Вдруг эта фраза открыла мне правду на Бухарина двадцатых годов, когда он объединялся со Сталиным, чтобы разоблачать и казнить «врагов», когда санкционировал смерть двух своих друзей, Преображенского и Смирнова, когда уступал аморальности Сталина, зная, что тот беспринципен и пользуется методами уголовника, когда, видя трагедию коллективизации, сдался, одобрил гибель миллионов крестьян… И вот потому вопрос «Если ты умрешь, то во имя чего ты умрешь?» привел к новому вопросу: неужто во имя того, чтобы на плахе миллионов умерщвленных выросло поколение, сохранившее в себе бациллы бездушия, бациллы тех образований, которые утверждают ложь и новые предательства, новые смерти и новые злодеяния? Неужто во имя того, чтобы эта всеобщая душа, порожденная великим террором, продолжала жить и размножаться?
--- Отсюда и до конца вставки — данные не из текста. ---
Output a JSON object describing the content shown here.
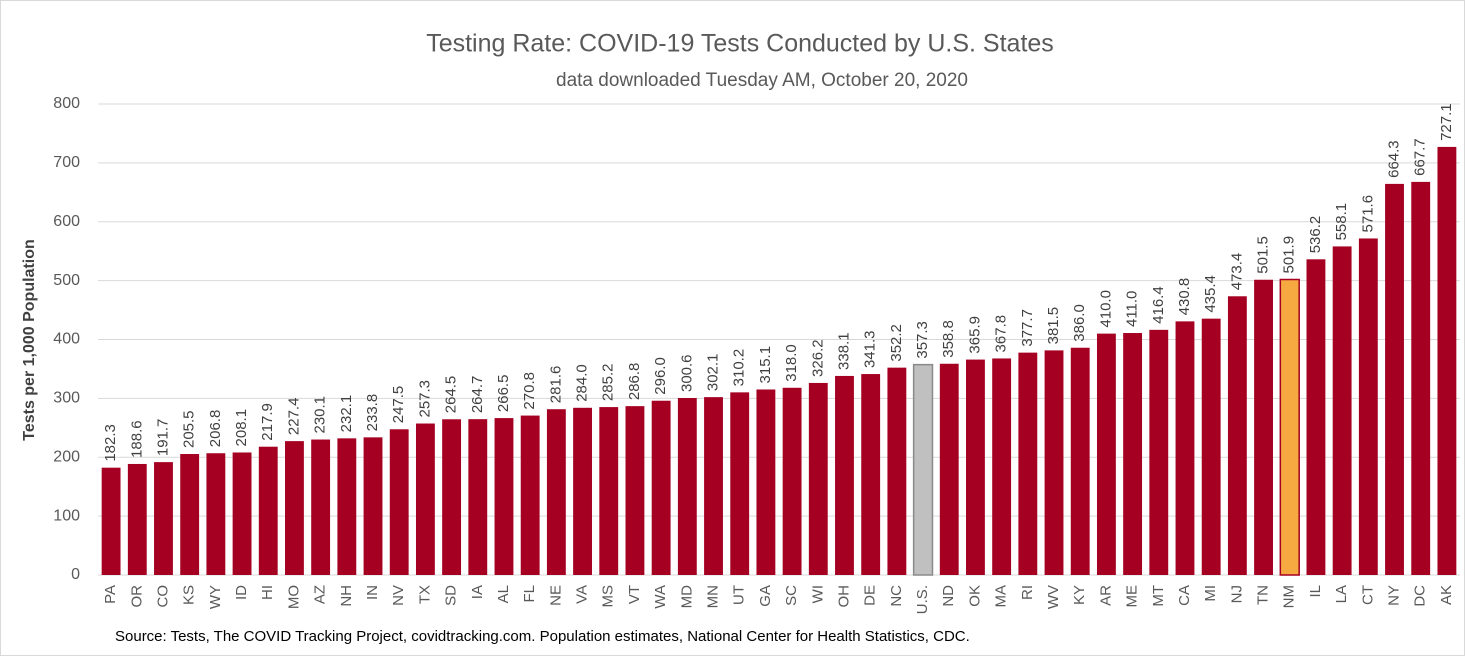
{
  "chart_data": {
    "type": "bar",
    "title": "Testing Rate: COVID-19 Tests Conducted by U.S. States",
    "subtitle": "data downloaded Tuesday AM, October 20, 2020",
    "y_label": "Tests per 1,000 Population",
    "source": "Source: Tests, The COVID Tracking Project, covidtracking.com. Population estimates, National Center for Health Statistics, CDC.",
    "categories": [
      "PA",
      "OR",
      "CO",
      "KS",
      "WY",
      "ID",
      "HI",
      "MO",
      "AZ",
      "NH",
      "IN",
      "NV",
      "TX",
      "SD",
      "IA",
      "AL",
      "FL",
      "NE",
      "VA",
      "MS",
      "VT",
      "WA",
      "MD",
      "MN",
      "UT",
      "GA",
      "SC",
      "WI",
      "OH",
      "DE",
      "NC",
      "U.S.",
      "ND",
      "OK",
      "MA",
      "RI",
      "WV",
      "KY",
      "AR",
      "ME",
      "MT",
      "CA",
      "MI",
      "NJ",
      "TN",
      "NM",
      "IL",
      "LA",
      "CT",
      "NY",
      "DC",
      "AK"
    ],
    "values": [
      182.3,
      188.6,
      191.7,
      205.5,
      206.8,
      208.1,
      217.9,
      227.4,
      230.1,
      232.1,
      233.8,
      247.5,
      257.3,
      264.5,
      264.7,
      266.5,
      270.8,
      281.6,
      284.0,
      285.2,
      286.8,
      296.0,
      300.6,
      302.1,
      310.2,
      315.1,
      318.0,
      326.2,
      338.1,
      341.3,
      352.2,
      357.3,
      358.8,
      365.9,
      367.8,
      377.7,
      381.5,
      386.0,
      410.0,
      411.0,
      416.4,
      430.8,
      435.4,
      473.4,
      501.5,
      501.9,
      536.2,
      558.1,
      571.6,
      664.3,
      667.7,
      727.1
    ],
    "value_labels": [
      "182.3",
      "188.6",
      "191.7",
      "205.5",
      "206.8",
      "208.1",
      "217.9",
      "227.4",
      "230.1",
      "232.1",
      "233.8",
      "247.5",
      "257.3",
      "264.5",
      "264.7",
      "266.5",
      "270.8",
      "281.6",
      "284.0",
      "285.2",
      "286.8",
      "296.0",
      "300.6",
      "302.1",
      "310.2",
      "315.1",
      "318.0",
      "326.2",
      "338.1",
      "341.3",
      "352.2",
      "357.3",
      "358.8",
      "365.9",
      "367.8",
      "377.7",
      "381.5",
      "386.0",
      "410.0",
      "411.0",
      "416.4",
      "430.8",
      "435.4",
      "473.4",
      "501.5",
      "501.9",
      "536.2",
      "558.1",
      "571.6",
      "664.3",
      "667.7",
      "727.1"
    ],
    "color": "#a50021",
    "highlight_colors": {
      "U.S.": "#c0c0c0",
      "NM": "#f7a941"
    },
    "ylim": [
      0,
      800
    ],
    "yticks": [
      0,
      100,
      200,
      300,
      400,
      500,
      600,
      700,
      800
    ],
    "grid": true
  }
}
А нет ли в вопросе, заданном Бухариным, пророческого предсказания? Если позади абсолютно черная пустота, то где же тогда Свет? Есть ли он? Какие силы нужны, чтобы его ослепительная яркость рассеяла тьму?
Во что бы то ни стало найти эти силы! Найти, чтобы рассеять тьму! Чтобы воссияла правда и в прошлом, и в нынешнем, и в будущем! Чтобы родилась новая чистота! Новая психология! Новая душа!
Вот для чего нужен новый метод новой психологии. И в этом должна помочь история. Должен помочь новый дух. Я вижу, как сегодня, на глазах буквально, идет процесс образования новой вселенской души. Она еще не сплотила всех, потому что слаба еще духом своим. Но она будоражит, потому что живет. Она дает силы. Она зовет к поиску. К историческому, а значит, к нравственному. Вдруг всех захватил интерес к прошлому, к таким фигурам, как Бухарин, Каменев, Сокольников, Томский, Рыков, с одной стороны. А с другой – Каганович, Молотов, Калинин, Вышинский, Жданов, Сталин.
Кто он, этот способный грузин, знающий хорошо национальный вопрос? В какой мере оправдана такая параллель: «Предоставлена нам вроде литера кому от Сталина, кому от Гитлера»? Как удалось ему навязать всем иной, даже не иезуитский, а именно оборотнический способ мышления?
16
Я вспоминал то время, когда был в числе завороженных гнуснейшими аксиомами типа: всюду надо искать противоречия, ибо они моторы развития, или:, историю ворошить не следует, потому что там много крови и грязи, или: жертвы были нужны, потому что не было выхода, надо было строить социализм в одной стране, или: Бухарин, Каменев, Зиновьев и другие безусловные враги, поскольку они допускали экономическое сотрудничество со странами капитала, ратовали за приглушение классовой борьбы, которая по мере продвижения к социализму разрастается…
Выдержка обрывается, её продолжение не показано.